Core for Health Plan 3.2

CORE 40 - Health Literacy

Submited by: Tom Goddard

The Basics

This standard, a new, experimental standard, suggests that your organization should have policies and procedures that address health literacy. In this context, the meaning of health literacy is, "The degree to which individuals have the capacity to obtain, process, and understand basic health information and services needed to make appropriate decisions regarding their health." The three suggested elements are:

  • making sure the consumer materials are in plain language;
  • measuring the extent to which the organization's consumer documents use plain language; and
  • training staff members who interface with or write content for consumers.
Your organization may or may not have such a policy and procedure. The standard is not required, yet, but likely will be in the future, so your organization may be developing a health literacy policy and procedure in anticipation of when this becomes a standard that is no longer optional.

Management Tips

The elements of this standard are known as Leading Indicators.
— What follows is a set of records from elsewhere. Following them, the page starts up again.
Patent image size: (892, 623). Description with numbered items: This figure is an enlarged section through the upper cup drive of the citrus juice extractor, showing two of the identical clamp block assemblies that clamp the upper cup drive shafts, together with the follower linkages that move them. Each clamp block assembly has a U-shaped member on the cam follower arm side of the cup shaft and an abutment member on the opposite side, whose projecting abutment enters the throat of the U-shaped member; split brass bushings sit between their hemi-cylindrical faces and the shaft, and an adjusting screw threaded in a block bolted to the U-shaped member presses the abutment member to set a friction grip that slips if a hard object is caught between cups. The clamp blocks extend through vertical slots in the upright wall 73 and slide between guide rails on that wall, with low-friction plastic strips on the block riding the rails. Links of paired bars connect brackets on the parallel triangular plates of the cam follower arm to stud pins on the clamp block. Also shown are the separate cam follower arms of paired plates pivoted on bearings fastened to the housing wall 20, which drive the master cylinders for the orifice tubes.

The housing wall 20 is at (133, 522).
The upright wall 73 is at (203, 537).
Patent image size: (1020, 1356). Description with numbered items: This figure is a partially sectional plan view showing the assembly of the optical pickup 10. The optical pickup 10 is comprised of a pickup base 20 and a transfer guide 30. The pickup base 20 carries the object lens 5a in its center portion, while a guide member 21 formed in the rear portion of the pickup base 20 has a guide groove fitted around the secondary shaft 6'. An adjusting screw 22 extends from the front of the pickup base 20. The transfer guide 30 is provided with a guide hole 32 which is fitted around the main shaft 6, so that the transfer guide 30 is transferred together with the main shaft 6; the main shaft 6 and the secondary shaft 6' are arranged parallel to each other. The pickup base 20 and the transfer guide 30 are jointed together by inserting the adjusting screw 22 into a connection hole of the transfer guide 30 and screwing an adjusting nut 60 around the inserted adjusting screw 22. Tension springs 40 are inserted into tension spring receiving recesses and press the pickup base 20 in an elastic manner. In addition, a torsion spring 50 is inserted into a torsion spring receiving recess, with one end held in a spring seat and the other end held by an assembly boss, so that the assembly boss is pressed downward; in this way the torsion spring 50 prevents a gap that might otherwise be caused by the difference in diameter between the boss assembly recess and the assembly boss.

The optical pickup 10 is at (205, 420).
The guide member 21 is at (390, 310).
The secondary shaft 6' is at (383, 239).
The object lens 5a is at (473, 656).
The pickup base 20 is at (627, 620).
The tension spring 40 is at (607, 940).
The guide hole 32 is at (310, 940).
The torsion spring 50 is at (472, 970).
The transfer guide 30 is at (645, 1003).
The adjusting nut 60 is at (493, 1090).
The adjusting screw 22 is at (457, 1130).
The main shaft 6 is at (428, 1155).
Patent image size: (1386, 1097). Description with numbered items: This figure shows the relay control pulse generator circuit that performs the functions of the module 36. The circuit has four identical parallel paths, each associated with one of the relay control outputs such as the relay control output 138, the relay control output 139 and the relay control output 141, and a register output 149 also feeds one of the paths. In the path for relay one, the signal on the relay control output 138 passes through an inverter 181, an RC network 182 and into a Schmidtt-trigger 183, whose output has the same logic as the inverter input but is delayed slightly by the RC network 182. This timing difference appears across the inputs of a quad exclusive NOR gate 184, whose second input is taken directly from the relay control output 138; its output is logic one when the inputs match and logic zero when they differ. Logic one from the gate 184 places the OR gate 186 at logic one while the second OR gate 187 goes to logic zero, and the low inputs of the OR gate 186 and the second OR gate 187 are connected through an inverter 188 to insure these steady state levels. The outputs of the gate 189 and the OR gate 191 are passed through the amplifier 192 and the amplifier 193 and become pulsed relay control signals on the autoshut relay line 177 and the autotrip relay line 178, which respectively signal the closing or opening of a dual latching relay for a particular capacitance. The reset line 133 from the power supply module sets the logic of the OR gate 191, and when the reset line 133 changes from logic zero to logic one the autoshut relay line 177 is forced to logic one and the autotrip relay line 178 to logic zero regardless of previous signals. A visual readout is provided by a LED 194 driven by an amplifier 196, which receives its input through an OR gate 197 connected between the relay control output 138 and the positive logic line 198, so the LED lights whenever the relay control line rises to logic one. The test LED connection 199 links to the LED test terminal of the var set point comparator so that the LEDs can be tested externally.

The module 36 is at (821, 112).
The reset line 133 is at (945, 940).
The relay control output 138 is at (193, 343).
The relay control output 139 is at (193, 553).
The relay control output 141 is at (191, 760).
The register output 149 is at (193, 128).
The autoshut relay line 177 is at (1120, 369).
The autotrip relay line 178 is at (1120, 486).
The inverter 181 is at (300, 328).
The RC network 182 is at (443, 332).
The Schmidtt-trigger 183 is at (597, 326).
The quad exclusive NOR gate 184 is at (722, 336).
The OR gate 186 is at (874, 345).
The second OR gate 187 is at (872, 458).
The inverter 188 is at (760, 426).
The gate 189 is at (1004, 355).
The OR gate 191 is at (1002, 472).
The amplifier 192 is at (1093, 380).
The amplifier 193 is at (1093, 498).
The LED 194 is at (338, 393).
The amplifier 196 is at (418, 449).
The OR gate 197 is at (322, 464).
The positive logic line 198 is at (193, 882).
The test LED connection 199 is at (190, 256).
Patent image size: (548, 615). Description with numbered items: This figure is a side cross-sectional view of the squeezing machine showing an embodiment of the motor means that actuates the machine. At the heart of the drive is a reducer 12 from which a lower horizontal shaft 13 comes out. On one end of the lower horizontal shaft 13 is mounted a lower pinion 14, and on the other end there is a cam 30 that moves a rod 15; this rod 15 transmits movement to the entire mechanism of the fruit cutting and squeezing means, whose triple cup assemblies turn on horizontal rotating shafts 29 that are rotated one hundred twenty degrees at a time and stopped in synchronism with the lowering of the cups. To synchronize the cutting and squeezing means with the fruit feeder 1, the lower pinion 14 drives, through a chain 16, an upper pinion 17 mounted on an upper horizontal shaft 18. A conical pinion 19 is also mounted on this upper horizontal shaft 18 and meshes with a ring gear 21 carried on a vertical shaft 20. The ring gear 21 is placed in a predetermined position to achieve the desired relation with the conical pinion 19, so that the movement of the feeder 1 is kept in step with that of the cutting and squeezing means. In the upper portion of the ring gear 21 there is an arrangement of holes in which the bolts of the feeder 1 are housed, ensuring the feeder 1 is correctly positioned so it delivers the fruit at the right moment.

While they are worth no points in the accreditation calculation, URAC does want applicants to develop a policy and procedure for this issue, even if it is not yet implemented. In light of the fact that this is likely to be a standard with point value at some point in the future, we recommend that you develop the policy and procedure now, and begin implementing it over the next two or three years, if you do not currently have a health literacy program.

Accreditation Tips

Desktop Review
For the desktop review, submit any policies and procedures addressing health literacy in consumer materials, as well as a policies and procedures that address staff training around this issue. In addition, if you have any written materials already developed that incorporate health literacy in plain language, you should submit that, too.
Validation Review
The reviewer will interview program management and staff members to assess the extent to which you have implemented your policies and procedures regarding health literacy and plain language. The interview may also include staff members who have a responsibility for writing or editing consumer-facing materials.
Document Review
During the on-site review, the reviewer will look for evidence of implementation, including a demonstration in communication materials have been reviewed and approved as complying with the health literacy in plain language policies of that organization.